Sem um nome tucano no páreo presidencial, JHC perde a principal justificativa para manter o PSDB como trincheira eleitoral. Nos bastidores, aliados do prefeito já admitem que a pressão por uma aliança com o PL de Jair Bolsonaro ou com o MDB de Renan Calheiros deve aumentar nos próximos meses. A indefinição sobre o futuro partidário de JHC, que já flertou com outras legendas, ganha contornos de novela.

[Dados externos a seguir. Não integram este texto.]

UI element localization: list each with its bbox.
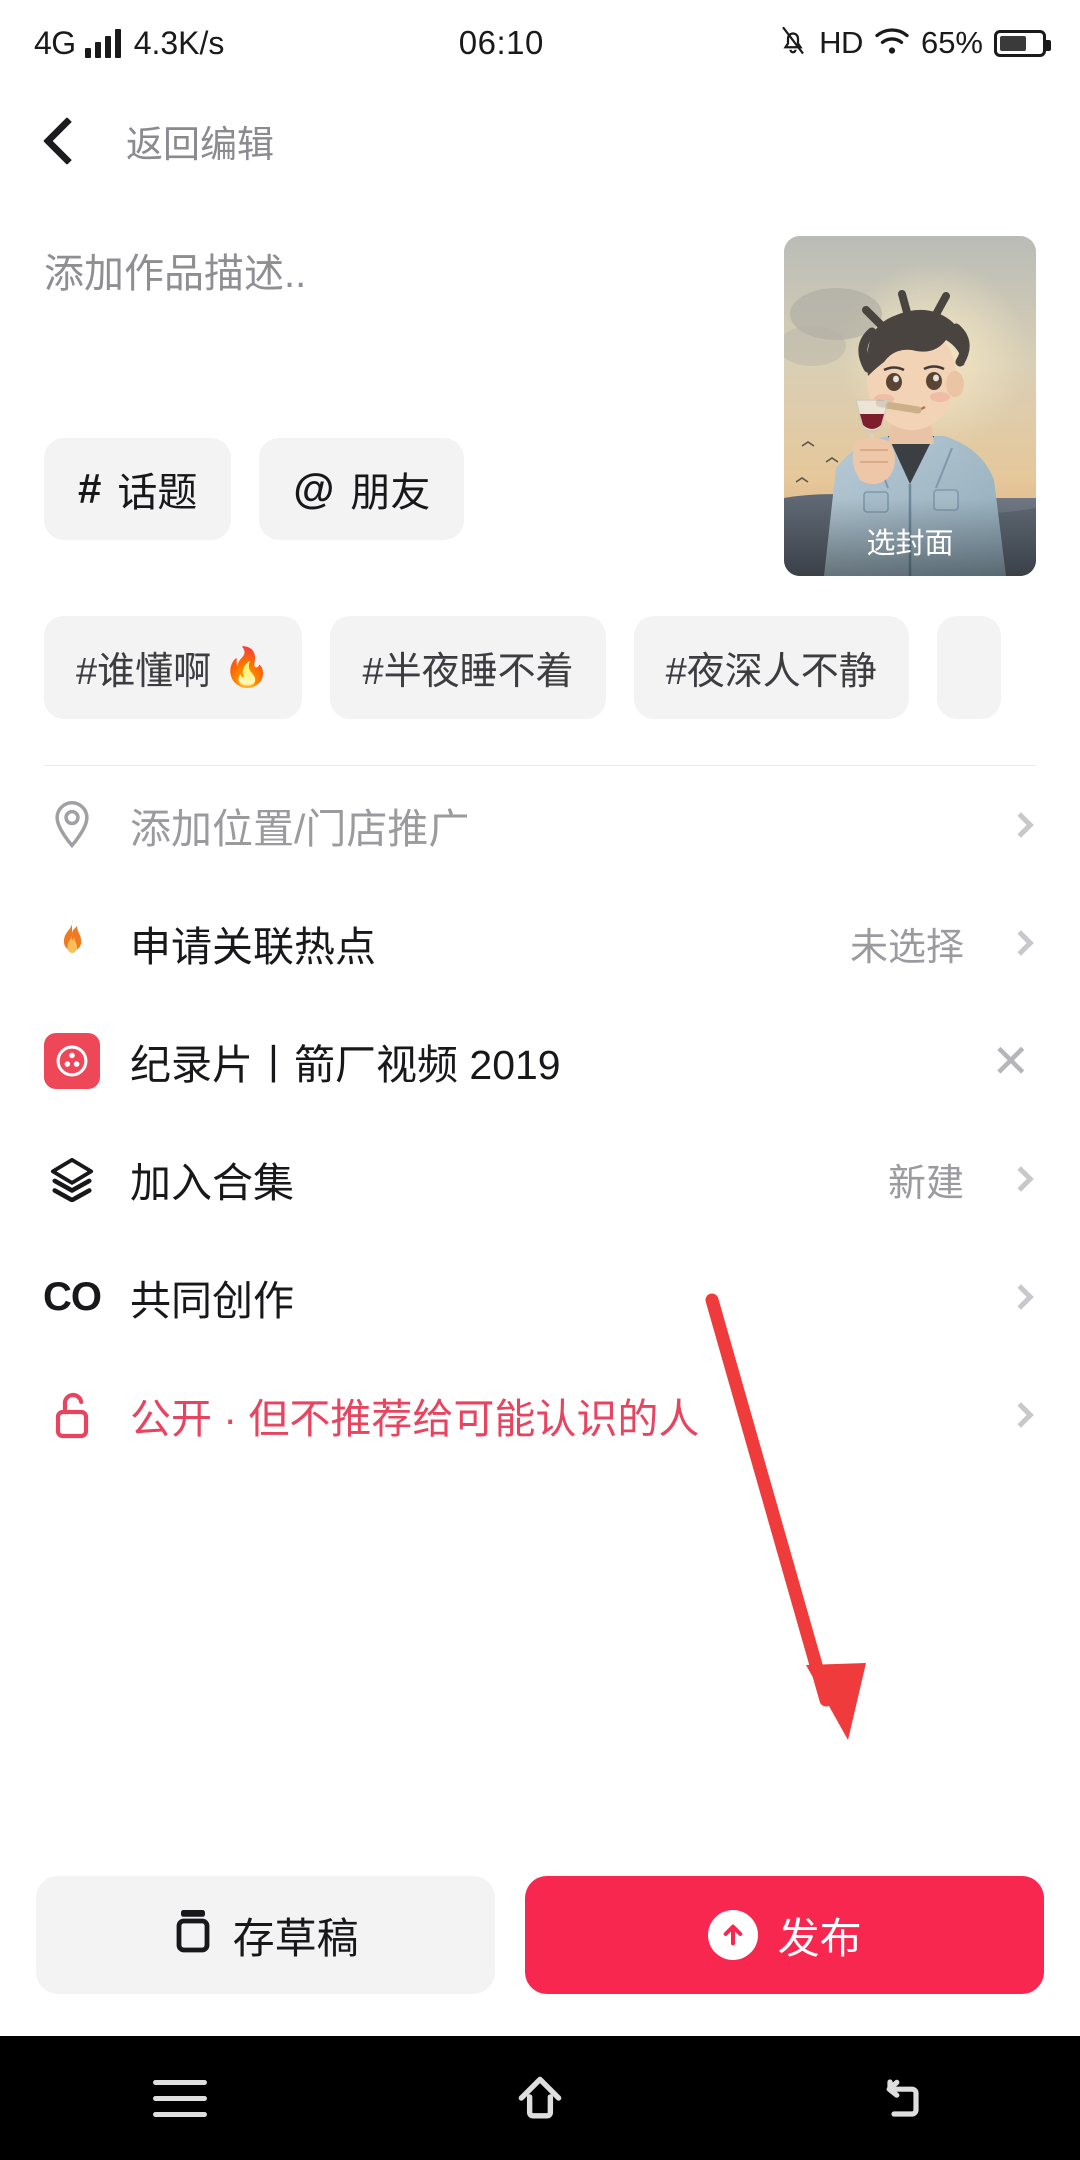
hashtag-suggestion[interactable]: #半夜睡不着 [330,616,606,719]
status-bar: 4G 4.3K/s 06:10 HD 65% [0,0,1080,86]
row-privacy-label: 公开 · 但不推荐给可能认识的人 [130,1396,700,1442]
hd-icon: HD [819,25,863,60]
battery-icon [994,29,1051,57]
hash-icon: # [78,465,102,512]
chevron-right-icon [1008,1166,1034,1192]
flame-emoji-icon: 🔥 [223,646,271,689]
close-x-icon[interactable]: ✕ [991,1038,1030,1084]
back-icon[interactable] [840,2070,960,2126]
cover-label: 选封面 [784,498,1036,576]
save-draft-icon [173,1907,213,1963]
hashtag-suggestion-strip[interactable]: #谁懂啊 🔥 #半夜睡不着 #夜深人不静 [0,576,1080,719]
hashtag-suggestion-overflow[interactable] [936,616,1001,719]
home-icon[interactable] [480,2069,600,2127]
location-pin-icon [44,799,100,851]
hashtag-label: #夜深人不静 [665,651,877,693]
row-collection-label: 加入合集 [130,1160,294,1206]
row-location-label: 添加位置/门店推广 [130,806,470,852]
chevron-left-icon[interactable] [42,116,92,166]
hashtag-label: #谁懂啊 [76,651,212,693]
row-linked-content[interactable]: 纪录片丨箭厂视频 2019 ✕ [44,1002,1036,1120]
chevron-right-icon [1008,812,1034,838]
clock-label: 06:10 [458,24,544,61]
status-bar-right: HD 65% [778,24,1051,63]
topic-chip-label: 话题 [117,471,198,515]
save-draft-button[interactable]: 存草稿 [36,1876,496,1994]
row-hot-topic[interactable]: 申请关联热点 未选择 [44,884,1036,1002]
row-hot-topic-value: 未选择 [849,926,964,969]
page-header: 返回编辑 [0,86,1080,196]
cover-thumbnail[interactable]: 选封面 [784,236,1036,576]
hashtag-label: #半夜睡不着 [362,651,574,693]
film-reel-icon [44,1033,100,1089]
hashtag-suggestion[interactable]: #夜深人不静 [633,616,909,719]
row-location[interactable]: 添加位置/门店推广 [44,766,1036,884]
chevron-right-icon [1008,930,1034,956]
network-type-label: 4G [34,24,76,61]
battery-percent-label: 65% [920,25,983,60]
topic-chip[interactable]: # 话题 [44,438,232,540]
description-left-column: 添加作品描述.. # 话题 @ 朋友 [44,236,756,576]
status-bar-left: 4G 4.3K/s [34,25,224,62]
settings-rows: 添加位置/门店推广 申请关联热点 未选择 纪录片丨箭厂视频 2019 ✕ 加入合… [0,766,1080,1474]
layers-icon [44,1156,100,1202]
chevron-right-icon [1008,1402,1034,1428]
row-co-creation[interactable]: CO 共同创作 [43,1238,1036,1356]
publish-label: 发布 [777,1914,862,1962]
publish-button[interactable]: 发布 [525,1876,1044,1994]
signal-bars-icon [84,28,121,58]
unlock-icon [44,1390,100,1440]
description-input[interactable]: 添加作品描述.. [44,236,756,302]
hashtag-suggestion[interactable]: #谁懂啊 🔥 [44,616,303,719]
footer-actions: 存草稿 发布 [0,1876,1080,2036]
row-linked-content-label: 纪录片丨箭厂视频 2019 [130,1042,561,1088]
menu-icon[interactable] [120,2079,240,2117]
row-privacy[interactable]: 公开 · 但不推荐给可能认识的人 [44,1356,1036,1474]
chevron-right-icon [1008,1284,1034,1310]
friend-chip-label: 朋友 [350,471,431,515]
network-speed-label: 4.3K/s [133,24,225,61]
description-section: 添加作品描述.. # 话题 @ 朋友 选封面 [0,196,1080,576]
arrow-up-circle-icon [707,1910,758,1960]
row-hot-topic-label: 申请关联热点 [130,924,376,970]
publish-screen: 4G 4.3K/s 06:10 HD 65% 返回编辑 添加作品描述.. # 话… [0,0,1080,2160]
at-icon: @ [293,465,335,512]
back-to-edit-label[interactable]: 返回编辑 [126,114,274,168]
android-navigation-bar [0,2036,1080,2160]
row-co-creation-label: 共同创作 [130,1278,294,1324]
mute-bell-icon [778,24,808,63]
co-create-icon: CO [43,1274,102,1319]
wifi-icon [874,26,910,61]
flame-icon [44,917,100,969]
row-collection-value[interactable]: 新建 [888,1152,964,1207]
row-collection[interactable]: 加入合集 新建 [44,1120,1036,1238]
friend-chip[interactable]: @ 朋友 [259,438,465,540]
save-draft-label: 存草稿 [232,1914,359,1962]
insert-chip-row: # 话题 @ 朋友 [44,438,756,540]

Enquanto isso, o cenário nacional se movimenta. O filho mais novo de Bolsonaro oficializou pré-candidatura a deputado federal por Santa Catarina, e o PL cearense vive crise com a possível aliança com Ciro Gomes — situação que Flávio Bolsonaro tenta apagar em Fortaleza. Já o influenciador Pablo Marçal é cortejado por Milton Leite para disputar uma vaga na Assembleia de São Paulo. Em meio a esse tabuleiro, JHC precisa decidir se embarca em um palanque alheio ou se arrisca voo solo.
O próximo passo esperado é uma reunião do prefeito com a cúpula tucana ainda neste semestre. Se o PSDB não oferecer um projeto viável para 2026, JHC pode seguir o caminho de outros prefeitos do partido e buscar abrigo em siglas com mais cacife eleitoral. A política alagoana, como sempre, não dá trégua.